とりあえず保険証…お薬手帳…ない。ない。何処!?
あった筈の場所に無くて、どうしたらいいのかわからない。

きっとお父さんが何処かにしまいこんだんだろう。



ガチャガチャと部屋中を見渡しても、未だに混乱している頭では上手に探せず、救急隊員の一人が私に声をかける。


「お父さん、アルコールの匂いがしていたけど飲んでたのかな?」
「…多分。いや、絶対…。」
「そうか。あと何かわかる?」
「お父さん…アルコール依存性って病院から言われている筈です。」
「分かりました、ちょっと待ってて。」


声をかけた隊員が、救急車の車内にいるメンバーに伝えているのか一度その場を離れてまた戻ってくる。


「一先ず搬送先の病院が決まりましたので向かいます。こちらにどうぞ。」

誘導された車内には沢山の機材やモニターに囲まれ、酸素マスクをつけたお父さんが未だに意識が無く横になっている。

「お父さん!」
「落ち着いて、触っちゃ駄目です。大丈夫ですから。」


お父さんが寝ているストレッチャーの横に座る椅子があり、隊員と一緒に病院に向かう。

白くて明るい車内のライトで見るお父さんの顔は、こんなに黄色くてげっそりしていたの?
アパートの電気の色は、オレンジっぽくて一つしか電気をつけないから余計に気付かなかった。
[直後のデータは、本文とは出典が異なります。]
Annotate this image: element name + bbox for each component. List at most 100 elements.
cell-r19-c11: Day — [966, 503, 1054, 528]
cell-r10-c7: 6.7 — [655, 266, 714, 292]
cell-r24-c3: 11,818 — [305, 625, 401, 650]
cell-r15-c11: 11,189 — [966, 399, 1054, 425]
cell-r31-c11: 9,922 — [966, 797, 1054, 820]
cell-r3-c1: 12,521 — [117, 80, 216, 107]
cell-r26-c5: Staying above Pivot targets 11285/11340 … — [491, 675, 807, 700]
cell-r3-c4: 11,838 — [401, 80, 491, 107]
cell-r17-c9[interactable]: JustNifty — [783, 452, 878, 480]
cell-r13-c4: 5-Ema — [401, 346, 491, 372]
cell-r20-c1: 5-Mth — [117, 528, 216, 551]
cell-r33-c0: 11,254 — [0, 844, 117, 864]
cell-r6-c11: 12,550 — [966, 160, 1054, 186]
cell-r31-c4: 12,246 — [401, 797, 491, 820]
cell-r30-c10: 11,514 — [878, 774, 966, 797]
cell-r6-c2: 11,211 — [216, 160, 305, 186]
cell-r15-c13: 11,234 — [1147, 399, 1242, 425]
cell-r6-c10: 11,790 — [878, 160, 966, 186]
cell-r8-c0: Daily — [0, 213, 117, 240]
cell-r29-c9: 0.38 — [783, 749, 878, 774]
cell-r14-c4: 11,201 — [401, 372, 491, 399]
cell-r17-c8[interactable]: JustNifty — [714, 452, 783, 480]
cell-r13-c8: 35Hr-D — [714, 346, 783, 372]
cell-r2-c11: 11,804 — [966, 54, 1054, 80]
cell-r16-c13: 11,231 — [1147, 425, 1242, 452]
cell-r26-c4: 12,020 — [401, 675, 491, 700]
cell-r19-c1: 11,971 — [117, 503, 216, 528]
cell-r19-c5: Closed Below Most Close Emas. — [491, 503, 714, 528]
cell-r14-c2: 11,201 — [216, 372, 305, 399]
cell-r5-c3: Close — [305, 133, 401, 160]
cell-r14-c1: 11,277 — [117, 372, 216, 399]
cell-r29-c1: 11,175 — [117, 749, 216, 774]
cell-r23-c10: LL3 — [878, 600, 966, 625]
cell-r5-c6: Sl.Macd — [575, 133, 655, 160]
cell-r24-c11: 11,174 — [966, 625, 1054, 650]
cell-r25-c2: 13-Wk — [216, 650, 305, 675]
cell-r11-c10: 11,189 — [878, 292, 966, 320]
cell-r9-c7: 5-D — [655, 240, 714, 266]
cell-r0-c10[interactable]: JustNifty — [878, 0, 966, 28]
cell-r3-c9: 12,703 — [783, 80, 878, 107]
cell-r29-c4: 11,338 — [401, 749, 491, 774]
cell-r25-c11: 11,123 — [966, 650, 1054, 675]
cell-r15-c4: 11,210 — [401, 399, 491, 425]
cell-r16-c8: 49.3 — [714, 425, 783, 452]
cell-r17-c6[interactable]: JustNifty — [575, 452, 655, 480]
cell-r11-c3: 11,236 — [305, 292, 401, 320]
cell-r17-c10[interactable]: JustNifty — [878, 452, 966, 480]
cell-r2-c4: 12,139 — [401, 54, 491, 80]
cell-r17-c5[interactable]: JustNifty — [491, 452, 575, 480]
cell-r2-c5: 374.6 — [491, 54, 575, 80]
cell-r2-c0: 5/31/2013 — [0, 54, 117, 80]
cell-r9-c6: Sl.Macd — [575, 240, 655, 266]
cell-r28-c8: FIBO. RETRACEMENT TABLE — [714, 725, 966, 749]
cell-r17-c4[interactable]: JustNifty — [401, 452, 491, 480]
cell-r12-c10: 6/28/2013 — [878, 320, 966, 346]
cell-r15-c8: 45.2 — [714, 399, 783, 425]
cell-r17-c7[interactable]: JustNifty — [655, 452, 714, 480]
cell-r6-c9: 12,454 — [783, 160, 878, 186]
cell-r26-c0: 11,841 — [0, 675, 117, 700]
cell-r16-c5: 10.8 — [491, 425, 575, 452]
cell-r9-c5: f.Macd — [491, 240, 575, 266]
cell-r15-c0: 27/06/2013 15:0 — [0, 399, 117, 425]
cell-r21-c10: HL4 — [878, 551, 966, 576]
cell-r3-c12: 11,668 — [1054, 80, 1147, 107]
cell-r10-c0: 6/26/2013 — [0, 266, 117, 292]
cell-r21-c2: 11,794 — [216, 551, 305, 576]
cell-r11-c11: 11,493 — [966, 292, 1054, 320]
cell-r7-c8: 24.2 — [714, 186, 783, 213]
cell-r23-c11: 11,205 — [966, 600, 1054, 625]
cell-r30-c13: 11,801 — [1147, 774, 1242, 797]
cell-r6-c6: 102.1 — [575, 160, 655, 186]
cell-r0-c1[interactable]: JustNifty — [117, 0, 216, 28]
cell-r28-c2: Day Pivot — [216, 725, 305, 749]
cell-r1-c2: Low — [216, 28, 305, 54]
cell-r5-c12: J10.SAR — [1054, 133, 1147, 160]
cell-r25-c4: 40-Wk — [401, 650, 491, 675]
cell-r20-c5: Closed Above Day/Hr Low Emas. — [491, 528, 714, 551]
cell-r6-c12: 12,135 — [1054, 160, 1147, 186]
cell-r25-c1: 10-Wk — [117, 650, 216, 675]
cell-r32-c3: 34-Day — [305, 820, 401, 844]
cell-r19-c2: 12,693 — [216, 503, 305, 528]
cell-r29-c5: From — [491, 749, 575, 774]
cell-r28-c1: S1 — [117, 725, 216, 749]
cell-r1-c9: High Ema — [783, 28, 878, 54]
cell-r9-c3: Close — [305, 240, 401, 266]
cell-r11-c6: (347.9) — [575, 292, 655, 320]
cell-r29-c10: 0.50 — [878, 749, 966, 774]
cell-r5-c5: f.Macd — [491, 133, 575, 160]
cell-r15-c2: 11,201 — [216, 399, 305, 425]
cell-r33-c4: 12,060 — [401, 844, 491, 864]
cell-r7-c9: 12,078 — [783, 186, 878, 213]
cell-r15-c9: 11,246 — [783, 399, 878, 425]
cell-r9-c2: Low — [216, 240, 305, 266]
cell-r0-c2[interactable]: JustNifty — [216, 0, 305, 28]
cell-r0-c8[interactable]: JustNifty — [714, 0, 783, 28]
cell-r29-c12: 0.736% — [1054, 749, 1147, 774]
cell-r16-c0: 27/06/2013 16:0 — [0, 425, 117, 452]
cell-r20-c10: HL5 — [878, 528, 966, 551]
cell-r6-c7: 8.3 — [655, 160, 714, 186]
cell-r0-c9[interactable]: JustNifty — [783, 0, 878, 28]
意外と揺れる車内、ストレッチャーの鉄の音がガチャガチャと音を立てる。


お願い、助けて。

私なんてどうなってもいいから、お父さんを助けて。



お父さんを助けて!!


到着した病院、連絡を受けていた看護師達がバタバタとお父さんを運んでいく。私に気付いた看護師さんの一人が「こちらでお待ち下さい。」
と、案内される。

白い壁、白い廊下。
ピンク色の長い椅子に、慌ただしく動いていた一連の流れに、一瞬時が止まり一人ポツンと座らされる。